When I first wrote this article, I found myself remembering the hours and hours wasted online searching for useful information about this topic.

I wanted to share it with you and you have permission to reproduce it on your site or in your
newsletter. Please include the resource box. Enjoy.

If you are using your autoresponder to sell a product or service, you must be very careful as to how you approach your potential customer. Few people like a hard sale, and marketers have known for years that in most cases, a prospect must hear your message an average of seven times before they
will make a purchase. How do you accomplish this with autoresponders?

It's really quite simple, and in fact, the autoresponders make getting the message to your potential customers those seven times possible. On the Internet, without the use of autoresponders, you probably could not achieve that. Too often, marketers make the mistake of literally slamming the potential customer with a hard sales pitch with the first autoresponder message - this won't work.

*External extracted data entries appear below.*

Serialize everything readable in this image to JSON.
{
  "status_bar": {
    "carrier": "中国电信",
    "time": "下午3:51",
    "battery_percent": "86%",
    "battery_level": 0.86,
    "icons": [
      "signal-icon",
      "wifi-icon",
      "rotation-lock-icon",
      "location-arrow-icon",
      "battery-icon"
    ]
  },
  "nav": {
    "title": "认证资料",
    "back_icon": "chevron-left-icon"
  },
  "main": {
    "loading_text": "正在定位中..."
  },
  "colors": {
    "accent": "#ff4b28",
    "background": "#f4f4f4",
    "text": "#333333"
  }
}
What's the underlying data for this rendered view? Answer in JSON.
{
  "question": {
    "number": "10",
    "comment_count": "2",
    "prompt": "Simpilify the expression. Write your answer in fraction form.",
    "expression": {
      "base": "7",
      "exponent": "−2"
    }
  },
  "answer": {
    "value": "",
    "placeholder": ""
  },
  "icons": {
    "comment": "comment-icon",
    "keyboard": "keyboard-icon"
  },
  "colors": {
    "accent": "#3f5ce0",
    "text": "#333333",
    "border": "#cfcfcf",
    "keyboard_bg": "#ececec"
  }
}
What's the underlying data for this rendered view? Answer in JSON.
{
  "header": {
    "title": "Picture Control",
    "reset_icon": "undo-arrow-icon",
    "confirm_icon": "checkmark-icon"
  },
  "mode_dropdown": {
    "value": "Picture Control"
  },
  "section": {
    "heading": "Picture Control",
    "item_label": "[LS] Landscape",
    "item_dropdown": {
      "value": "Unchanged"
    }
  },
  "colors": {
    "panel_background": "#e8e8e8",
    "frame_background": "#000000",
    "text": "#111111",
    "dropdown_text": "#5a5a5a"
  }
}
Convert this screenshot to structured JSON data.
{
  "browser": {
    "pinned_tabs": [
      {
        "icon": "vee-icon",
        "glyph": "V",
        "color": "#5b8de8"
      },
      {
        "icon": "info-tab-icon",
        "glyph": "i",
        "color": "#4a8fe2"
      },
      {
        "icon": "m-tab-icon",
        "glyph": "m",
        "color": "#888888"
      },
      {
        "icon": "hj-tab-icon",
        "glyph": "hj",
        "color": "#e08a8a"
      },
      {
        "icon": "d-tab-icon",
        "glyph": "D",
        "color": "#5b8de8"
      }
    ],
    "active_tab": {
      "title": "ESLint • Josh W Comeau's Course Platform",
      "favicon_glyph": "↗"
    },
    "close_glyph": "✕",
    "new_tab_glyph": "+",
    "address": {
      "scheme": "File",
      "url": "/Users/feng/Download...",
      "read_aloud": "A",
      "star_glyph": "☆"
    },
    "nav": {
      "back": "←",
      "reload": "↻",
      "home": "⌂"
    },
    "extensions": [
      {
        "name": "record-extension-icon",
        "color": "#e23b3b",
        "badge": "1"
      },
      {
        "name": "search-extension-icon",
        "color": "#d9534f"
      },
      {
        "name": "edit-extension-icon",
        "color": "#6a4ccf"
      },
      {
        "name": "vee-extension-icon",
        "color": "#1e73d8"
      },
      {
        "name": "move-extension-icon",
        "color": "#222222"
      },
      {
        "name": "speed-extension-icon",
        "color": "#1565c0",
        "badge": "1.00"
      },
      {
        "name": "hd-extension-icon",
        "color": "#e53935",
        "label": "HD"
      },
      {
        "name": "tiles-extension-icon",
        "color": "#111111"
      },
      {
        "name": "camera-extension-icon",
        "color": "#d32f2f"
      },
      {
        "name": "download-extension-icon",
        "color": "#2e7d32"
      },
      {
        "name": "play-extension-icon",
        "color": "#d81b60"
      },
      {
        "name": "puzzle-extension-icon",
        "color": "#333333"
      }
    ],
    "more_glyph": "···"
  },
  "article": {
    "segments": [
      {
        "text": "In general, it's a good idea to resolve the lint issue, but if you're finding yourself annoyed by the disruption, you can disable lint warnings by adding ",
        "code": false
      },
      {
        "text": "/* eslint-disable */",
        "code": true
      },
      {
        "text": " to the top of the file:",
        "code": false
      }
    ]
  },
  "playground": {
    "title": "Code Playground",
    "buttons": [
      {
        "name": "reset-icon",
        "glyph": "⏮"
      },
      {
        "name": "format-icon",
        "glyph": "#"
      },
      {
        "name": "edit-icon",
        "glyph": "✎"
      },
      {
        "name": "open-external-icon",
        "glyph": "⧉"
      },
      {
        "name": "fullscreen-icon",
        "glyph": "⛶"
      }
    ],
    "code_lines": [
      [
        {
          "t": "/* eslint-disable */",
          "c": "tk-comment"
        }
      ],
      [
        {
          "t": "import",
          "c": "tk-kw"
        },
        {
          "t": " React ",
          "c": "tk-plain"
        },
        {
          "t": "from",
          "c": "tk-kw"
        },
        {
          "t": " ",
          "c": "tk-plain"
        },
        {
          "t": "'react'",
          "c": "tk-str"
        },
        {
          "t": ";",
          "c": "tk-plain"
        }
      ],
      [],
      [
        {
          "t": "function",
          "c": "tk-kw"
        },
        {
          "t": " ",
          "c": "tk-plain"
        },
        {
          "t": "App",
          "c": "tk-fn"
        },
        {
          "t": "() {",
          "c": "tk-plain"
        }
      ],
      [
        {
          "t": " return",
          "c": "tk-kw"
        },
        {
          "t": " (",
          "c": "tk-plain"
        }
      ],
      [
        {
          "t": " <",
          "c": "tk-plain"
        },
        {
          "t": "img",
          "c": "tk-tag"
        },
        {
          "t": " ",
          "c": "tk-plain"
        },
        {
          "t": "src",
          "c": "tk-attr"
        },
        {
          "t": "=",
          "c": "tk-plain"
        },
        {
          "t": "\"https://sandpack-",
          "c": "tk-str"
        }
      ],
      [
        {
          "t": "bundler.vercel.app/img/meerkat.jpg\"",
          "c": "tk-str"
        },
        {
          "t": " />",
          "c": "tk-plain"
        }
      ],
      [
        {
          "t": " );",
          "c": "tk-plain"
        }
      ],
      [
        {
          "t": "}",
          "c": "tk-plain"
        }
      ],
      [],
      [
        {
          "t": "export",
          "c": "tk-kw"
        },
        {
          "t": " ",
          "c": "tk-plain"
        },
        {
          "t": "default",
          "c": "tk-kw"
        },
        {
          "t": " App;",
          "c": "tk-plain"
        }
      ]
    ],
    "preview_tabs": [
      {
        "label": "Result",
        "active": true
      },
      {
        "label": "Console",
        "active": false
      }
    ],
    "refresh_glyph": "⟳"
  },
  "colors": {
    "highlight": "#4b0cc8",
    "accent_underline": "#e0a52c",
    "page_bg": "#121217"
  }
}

You build interest slowly. Start with an informative message - a message that educates the reader in some way on the topic that your product or service is related to. At the bottom of the message, include a link to the sales page for your product. Use that first message to focus on the problem that your product or service can solve, with just a hint of the solution.

Now, pay attention closely. What you're about to read will help you save hours of frustrating, wasted hunting, and let you hone in on some of the best material on this subject!

Build up from there, moving into how your product or service can solve a problem, and then with the
next message, ease into the benefits of your product - giving the reader more actual information with
each and every message. Your final message should be the sale pitch - not your first one! With each
message, make sure that you are giving the customer information pertaining to the topic - free information! This is what will keep them interested in what you have to say.

This type of marketing is an art. It may take time to get it exactly right. Use the examples that other marketers have set for you. Pay attention to the messages that you receive from other marketers.

Start a ‘swap' file, and keep those messages. Use some of the better sales copy for your own
autoresponder messages - just make sure that yours doesn't turn out to be an exact copy of
someone else's sales message!

Remember not to start with a hard sell. Build your potential customers interest. Keep building on what the problem is, and how your product or service can solve that problem or fill that need. If you are
doing this right, by the time the potential customer reads the last message in that series, they will be convinced enough to make a purchase!

I hope you've found this information helpful and gained something of value from the article.

In case there is any specific portion that is not clear enough, or that you'd like to know more about, please write to let me know and I'll try and update the article or write another one getting into greater detail.

About The Author

Robert Kleine is an author, copywriter, website developer and designer. His newest website, http://www.rapidarticle.com is becoming one of the fastest growing article directories online. Submit your articles or get yourself free content for your site.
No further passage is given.